July 20, 2009

Book 37: The Social Life of Information

The Social Life of Information
John Seely Brown and Paul Duguid

It's back to the nonfiction with this book, which is an outlook on the possible trajectories of information technology from the authors' starting point around the turn of the Millennium. It's strange to revisit this book a full eleven years after most of its examples have had the chance to play out, and though it isn't fair to judge the book simply by the authors' inability to accurately forsee the future, it is hilarious to note a few instances where they are hilariously wrong (my personal favorite is assuming that a start-up will never be able to capture a market again; hello, Google). It is not these forgivable failures that sink The Social Life of Information, however. Buried within its excessive verbosity and obsession with authors' employer are interesting ideas, sure, but it is too damn hard to find them in the rambling, often contradictory prose offered by Brown and Duguid. The authors are perhaps a bit too enthusiastic as they fill their pages with incomprehensible jargon and work on the underlying assumption that readers share a strong business background. Particularly egregious is a mention of 6D thinking well before the list of 6Ds, odd buzzwords that all begin with de- or dis- and which are completely obtuse and unexplained, popping up occasionally in subsequent chapters (despite the authors' insistence that the "essays" can be read in any order). I mean, what does "disintermediation" even mean? Instead of shoring up their argument by explaining how each D represents a trend, the authors leave the words uselessly hanging.

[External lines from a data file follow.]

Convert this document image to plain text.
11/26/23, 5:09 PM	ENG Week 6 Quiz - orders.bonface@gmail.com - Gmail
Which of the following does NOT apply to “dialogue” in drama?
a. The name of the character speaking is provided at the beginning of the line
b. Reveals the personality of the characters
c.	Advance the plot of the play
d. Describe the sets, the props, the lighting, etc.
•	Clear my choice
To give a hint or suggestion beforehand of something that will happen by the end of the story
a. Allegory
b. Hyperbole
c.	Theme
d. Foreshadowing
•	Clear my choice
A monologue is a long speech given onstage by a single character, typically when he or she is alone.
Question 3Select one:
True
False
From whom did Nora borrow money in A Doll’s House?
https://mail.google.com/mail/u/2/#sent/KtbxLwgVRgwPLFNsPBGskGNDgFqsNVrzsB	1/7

This type of assumptive writing is prevalent throughout the book, which teems with unexplained examples that seem unrelated to the text at large and which unexpectedly pop up later after being left hanging for far too long. Brown and Duguid indulge in technical talk that is, at best, self-indulgent and throw in bonus-point vocabulary words that detract from meaning and come across as flagrant showboating. Their inability to construct an academic argument also adds an air of self-importance; though there are several coherent points in the book, these are repeated as bite-sized tidbits and aren't connected to the data presented. Often, Brown and Duguid use the book as a platform to attack futurologists and predictions of the future, a tendency that is hilarious when they are wrong (which is often) and ironic when they devote twenty pages or so to describing a future of universities which hasn't come to pass yet and doesn't seem to be close. It's paradoxical that in their love of paradox-exposing and use of the word "paradoxical" they unwittingly create a paradox in their own book. Amidst all this bad writing, they make the same point time and again. The Social Life of Information argues, where arguments can be found, that technology can't be ripped from the social context of humanity; the way we use information is as important as how we use information. Brown and Duguid have come up with many interesting examples of this but can't seem to connect them with each other or with larger principles; it's up to the reader to connect the dots and to discard the 85-90% of the book that is useless statistics and almost-unreadable language. The Social Life of Information is an interesting attempt to contextualize technology, but only hardcore information buffs willing to withstand a battery of poor prose should bother with this incoherent list of sometimes interesting ideas.